Kalau kalian pikir Raim tahu segalanya, maka kalian salah. Sebab, Raim sendiri tidak pernah tahu bagaimana ia bisa berada di atas perahu yang entah milik siapa dan di mana. Yang ia ingat, saat pertama kali ia membuka mata—persis seperti ketika aku juga membuka mata di perahunya—ia sudah sendirian. Mengapung dan terlunta-lunta di atas perahu kayu reyot yang tak berpenghuni itu. Satu-satunya benda yang banyak ia temukan berserakan di lantai perahu, hanyalah sekumpulan buku cerita anak-anak yang Raim sendiri tak tahu milik siapa.
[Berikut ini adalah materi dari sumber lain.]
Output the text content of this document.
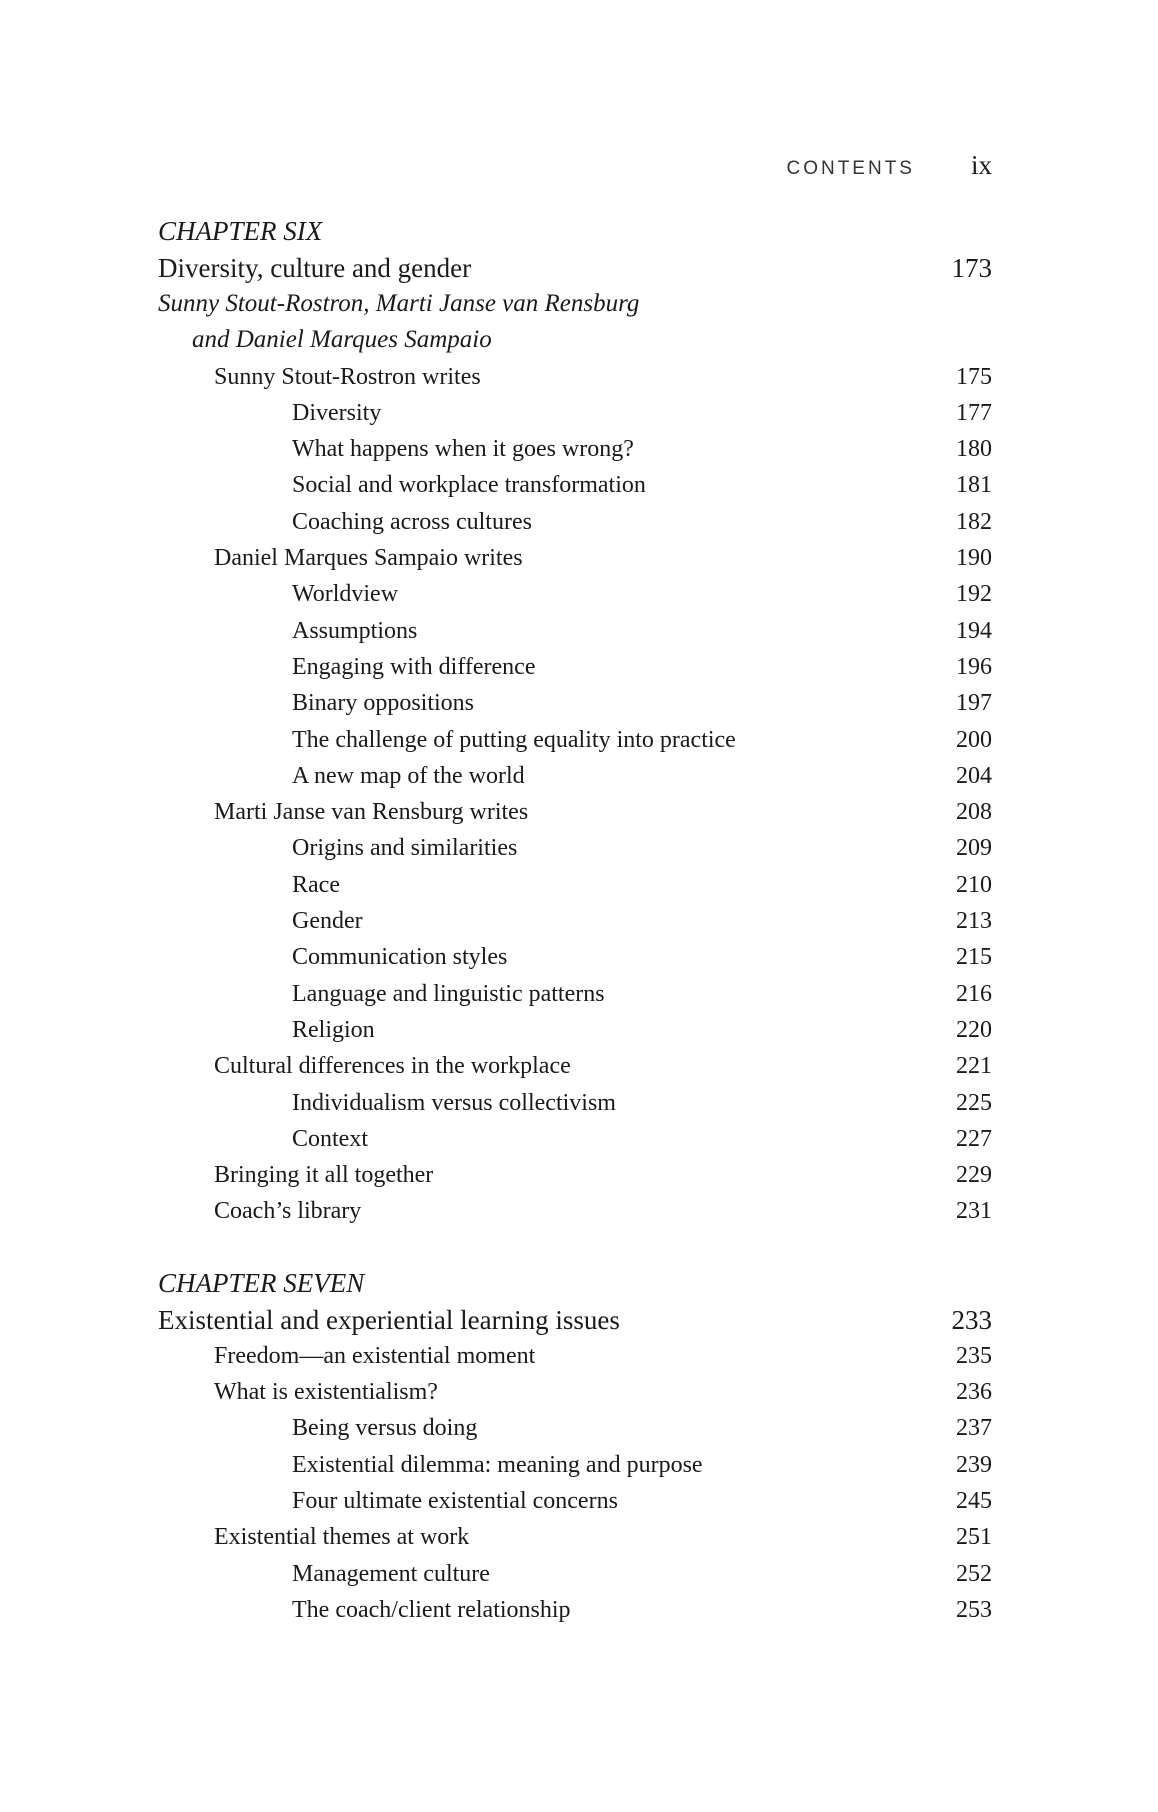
CONTENTS ix
CHAPTER SIX
Diversity, culture and gender	173
Sunny Stout-Rostron, Marti Janse van Rensburg
and Daniel Marques Sampaio
Sunny Stout-Rostron writes	175
Diversity	177
What happens when it goes wrong?	180
Social and workplace transformation	181
Coaching across cultures	182
Daniel Marques Sampaio writes	190
Worldview	192
Assumptions	194
Engaging with difference	196
Binary oppositions	197
The challenge of putting equality into practice	200
A new map of the world	204
Marti Janse van Rensburg writes	208
Origins and similarities	209
Race	210
Gender	213
Communication styles	215
Language and linguistic patterns	216
Religion	220
Cultural differences in the workplace	221
Individualism versus collectivism	225
Context	227
Bringing it all together	229
Coach’s library	231
CHAPTER SEVEN
Existential and experiential learning issues	233
Freedom—an existential moment	235
What is existentialism?	236
Being versus doing	237
Existential dilemma: meaning and purpose	239
Four ultimate existential concerns	245
Existential themes at work	251
Management culture	252
The coach/client relationship	253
Berhari-hari mendayung, pemuda itu tak kunjung menemukan pulau pun bibir pantai. Lalu, di tengah keputusasaannya itulah, Raim tiba-tiba berpikir untuk meminta pada Tuhan agar memberinya seorang sahabat. Dan, malam itu, aku jatuh dari langit—barangkali, meski kata Raim ia tidak mendengar suara benturan sama sekali sebelum ia menemukan tubuhku.
Jangan kira Raim itu adalah nama aslinya. Sebab, sebelum adanya aku, ia sendiri tidak pernah kepikiran mempunyai nama. Karena ia kemudian memberiku nama Lais, maka aku pun memberinya nama Raim. Adil, bukan?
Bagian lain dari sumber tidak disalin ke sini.